The final performance was in a mere couple of weeks. We worked on it, correcting small errors and even rechoreographing a whole section to fit the story better.

I was supposed to be a girl in mourning. Lia, who was supposed to be my dead friend, was trying to tell me to move on, even while I moped and suffered and staggered under the weight of grief. It was supposed to be a haunting piece, something moving and beautiful, but every time I watched our videos, I had eyes only for Lia, and I never saw myself. She was the star of the show—not me, and I was content with that.

Rehearsals became sticky and uncomfortable, and we always tiptoed around each other. Lia's dancing began to be peppered with more mistakes, and she seemed constantly distracted. Once, she forgot the rest of the dance halfway and simply sank down to the floor.

I don't know if anyone else noticed her change in demeanor, but I certainly did.

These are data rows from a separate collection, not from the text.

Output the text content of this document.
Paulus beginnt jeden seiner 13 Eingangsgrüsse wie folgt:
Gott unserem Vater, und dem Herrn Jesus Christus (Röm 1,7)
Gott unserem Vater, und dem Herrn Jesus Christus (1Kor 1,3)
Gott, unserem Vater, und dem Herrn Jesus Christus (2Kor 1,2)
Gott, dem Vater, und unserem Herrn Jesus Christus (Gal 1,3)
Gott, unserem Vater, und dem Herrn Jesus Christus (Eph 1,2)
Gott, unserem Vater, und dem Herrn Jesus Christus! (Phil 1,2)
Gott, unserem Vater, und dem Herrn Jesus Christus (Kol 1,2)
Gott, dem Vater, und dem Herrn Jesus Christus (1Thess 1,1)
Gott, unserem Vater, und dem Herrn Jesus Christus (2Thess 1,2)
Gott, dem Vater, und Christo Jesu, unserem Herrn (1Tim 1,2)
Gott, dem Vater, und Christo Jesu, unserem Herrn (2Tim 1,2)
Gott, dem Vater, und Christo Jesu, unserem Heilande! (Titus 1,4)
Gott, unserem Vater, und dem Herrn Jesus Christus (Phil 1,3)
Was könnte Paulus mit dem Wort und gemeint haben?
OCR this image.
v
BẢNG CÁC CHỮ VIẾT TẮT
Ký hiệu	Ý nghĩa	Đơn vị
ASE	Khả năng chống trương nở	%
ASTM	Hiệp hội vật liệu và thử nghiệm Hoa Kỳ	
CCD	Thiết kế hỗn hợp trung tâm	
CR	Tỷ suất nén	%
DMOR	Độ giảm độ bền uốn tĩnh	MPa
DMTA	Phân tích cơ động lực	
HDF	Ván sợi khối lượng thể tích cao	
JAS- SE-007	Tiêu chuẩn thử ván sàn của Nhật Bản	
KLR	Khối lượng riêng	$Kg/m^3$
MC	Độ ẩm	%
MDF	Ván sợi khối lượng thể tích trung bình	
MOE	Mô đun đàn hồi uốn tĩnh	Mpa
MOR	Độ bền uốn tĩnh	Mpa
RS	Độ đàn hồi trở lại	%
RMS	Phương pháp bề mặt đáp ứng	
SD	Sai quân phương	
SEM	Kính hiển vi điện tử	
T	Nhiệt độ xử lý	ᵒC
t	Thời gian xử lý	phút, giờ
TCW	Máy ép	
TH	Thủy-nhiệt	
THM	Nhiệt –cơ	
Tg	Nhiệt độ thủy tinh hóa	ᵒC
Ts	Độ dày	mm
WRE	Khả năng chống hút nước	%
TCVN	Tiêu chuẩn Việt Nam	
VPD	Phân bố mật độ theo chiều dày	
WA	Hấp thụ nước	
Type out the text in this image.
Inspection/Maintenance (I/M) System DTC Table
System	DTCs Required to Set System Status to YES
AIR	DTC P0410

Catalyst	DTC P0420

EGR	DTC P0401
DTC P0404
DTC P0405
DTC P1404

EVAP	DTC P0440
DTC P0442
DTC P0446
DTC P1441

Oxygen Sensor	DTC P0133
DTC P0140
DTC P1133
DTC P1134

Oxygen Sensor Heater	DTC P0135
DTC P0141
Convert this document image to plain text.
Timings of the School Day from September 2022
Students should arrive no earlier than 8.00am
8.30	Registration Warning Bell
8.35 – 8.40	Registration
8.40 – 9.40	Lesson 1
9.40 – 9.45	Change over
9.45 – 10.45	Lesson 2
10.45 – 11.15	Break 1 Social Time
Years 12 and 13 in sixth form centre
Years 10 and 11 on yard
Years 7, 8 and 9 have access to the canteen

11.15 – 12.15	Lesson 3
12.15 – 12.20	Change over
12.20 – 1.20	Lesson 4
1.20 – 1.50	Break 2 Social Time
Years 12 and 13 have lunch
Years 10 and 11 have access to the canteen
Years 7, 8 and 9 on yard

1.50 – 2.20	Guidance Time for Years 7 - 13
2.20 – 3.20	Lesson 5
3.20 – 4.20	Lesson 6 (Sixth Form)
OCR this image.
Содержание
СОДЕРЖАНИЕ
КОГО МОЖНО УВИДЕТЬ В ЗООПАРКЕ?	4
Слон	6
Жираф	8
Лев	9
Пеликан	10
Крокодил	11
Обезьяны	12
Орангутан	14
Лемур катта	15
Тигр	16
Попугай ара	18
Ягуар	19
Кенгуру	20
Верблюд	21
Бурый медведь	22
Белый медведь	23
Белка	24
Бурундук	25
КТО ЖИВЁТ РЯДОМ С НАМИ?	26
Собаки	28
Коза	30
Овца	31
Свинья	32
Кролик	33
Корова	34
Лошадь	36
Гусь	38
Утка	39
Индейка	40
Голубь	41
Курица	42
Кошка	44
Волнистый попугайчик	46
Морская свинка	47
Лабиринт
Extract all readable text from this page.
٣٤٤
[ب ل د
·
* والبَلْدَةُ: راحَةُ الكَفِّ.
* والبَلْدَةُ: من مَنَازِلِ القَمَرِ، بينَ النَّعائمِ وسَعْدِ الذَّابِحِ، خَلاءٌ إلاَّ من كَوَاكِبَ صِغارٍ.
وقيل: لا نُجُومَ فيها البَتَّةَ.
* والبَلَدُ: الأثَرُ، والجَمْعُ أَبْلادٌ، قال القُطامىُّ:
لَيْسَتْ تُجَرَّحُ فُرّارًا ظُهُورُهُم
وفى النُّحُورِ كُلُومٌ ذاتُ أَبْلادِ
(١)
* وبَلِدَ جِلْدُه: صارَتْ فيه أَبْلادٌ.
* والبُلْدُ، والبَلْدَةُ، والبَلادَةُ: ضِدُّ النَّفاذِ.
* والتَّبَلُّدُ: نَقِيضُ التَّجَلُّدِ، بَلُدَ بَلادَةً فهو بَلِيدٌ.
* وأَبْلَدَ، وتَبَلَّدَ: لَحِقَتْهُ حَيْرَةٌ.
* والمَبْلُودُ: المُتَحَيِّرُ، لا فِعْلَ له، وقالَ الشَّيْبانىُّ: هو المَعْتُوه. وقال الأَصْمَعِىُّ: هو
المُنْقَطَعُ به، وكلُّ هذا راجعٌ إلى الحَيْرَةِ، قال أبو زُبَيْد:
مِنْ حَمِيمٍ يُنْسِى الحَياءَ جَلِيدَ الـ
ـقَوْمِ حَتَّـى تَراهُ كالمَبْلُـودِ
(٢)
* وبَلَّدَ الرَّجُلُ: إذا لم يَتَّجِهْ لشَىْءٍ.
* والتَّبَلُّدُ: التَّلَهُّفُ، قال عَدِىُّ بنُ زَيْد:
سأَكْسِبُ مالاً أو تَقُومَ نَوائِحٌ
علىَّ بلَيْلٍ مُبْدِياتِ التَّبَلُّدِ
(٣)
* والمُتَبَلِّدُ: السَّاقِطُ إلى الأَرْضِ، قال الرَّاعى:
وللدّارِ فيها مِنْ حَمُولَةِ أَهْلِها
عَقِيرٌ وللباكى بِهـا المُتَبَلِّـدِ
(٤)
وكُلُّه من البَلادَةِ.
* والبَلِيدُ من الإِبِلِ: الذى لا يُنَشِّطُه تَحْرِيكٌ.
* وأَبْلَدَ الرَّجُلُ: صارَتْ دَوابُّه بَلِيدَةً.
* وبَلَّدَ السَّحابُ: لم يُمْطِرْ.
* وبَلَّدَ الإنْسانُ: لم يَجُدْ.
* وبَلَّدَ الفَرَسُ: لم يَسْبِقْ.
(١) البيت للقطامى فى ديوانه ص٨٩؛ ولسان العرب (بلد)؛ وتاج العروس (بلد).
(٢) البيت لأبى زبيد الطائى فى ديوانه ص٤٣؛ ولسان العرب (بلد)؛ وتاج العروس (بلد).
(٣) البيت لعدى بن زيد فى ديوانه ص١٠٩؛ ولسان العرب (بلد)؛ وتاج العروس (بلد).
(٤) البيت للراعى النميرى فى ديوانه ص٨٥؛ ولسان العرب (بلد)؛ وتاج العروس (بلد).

Finally, after another week of stifling rehearsals, I stopped in the middle of the dance after she completely forgot a lift and I shut off the music, leaving us in dreadful silence.

Lia hung her head and looked away from me, and there was a jolt in my chest. Even if I didn't get the Lia that was presented to me underneath the moonlight, I couldn't bear to see her so defeated, so tired. I longed to see some semblance of spark and fire, but there was nothing.

"Lia, we can't go on like this." I said quietly. She wrapped her arms around herself as though to protect herself from what I was going to say next, and I felt a shard of hurt dig into my skin.

"What happened, happened, okay? We need to move on, in one way or another." I told her. "It's up to you. Do you want to ignore what happened and just go back to being friends? Or do you want to take what we have, flip a finger to the haters, and run off into the sunset? Please, I can't go on like this." I was frustrated, but in any other circumstance, a laugh would've accompanied those words. Lia knew that too, and her mouth thinned.

"I'm not gay, Willow." She said, her voice barely above a whisper.

"That kiss was very clearly not straight!" I exhaled, exasperated.

She pressed her lips into a thin line. "I'm not confident, like you said I was." She said abruptly. I paused.

I only put on a mask, she was saying. I only put on a show for you, and you took it up and ran, she was saying.

It was all a lie, she was saying.

I swallowed hard. "So it really was a mistake, then?"

She'd said that already, in some kind of capacity, but I wanted to hear the words aloud, to make sure I hadn't misunderstood something.

"A mistake." She said, her voice so quiet I could barely hear it. Silence spread throughout the room, pressing on my ears. I flinched. And I didn't press it anymore.

We certainly didn't go back to being friends. Instead, we began coldly and strictly professional partners. Lia's mask went back up, and I reluctantly put one on, too, if only to prove to her that she didn't hurt me, but her bitter smile with every aloof and cool word I spoke told me she knew me too well, that she'd seen through everything. I hated that she knew me so well. I hated that she could see through my fronts. I hated her. She'd taken our little game and squandered it, shoved the pieces off the board and upended the table and ruined the game for everyone else, and I hated her for the fact that I had let her do so so easily.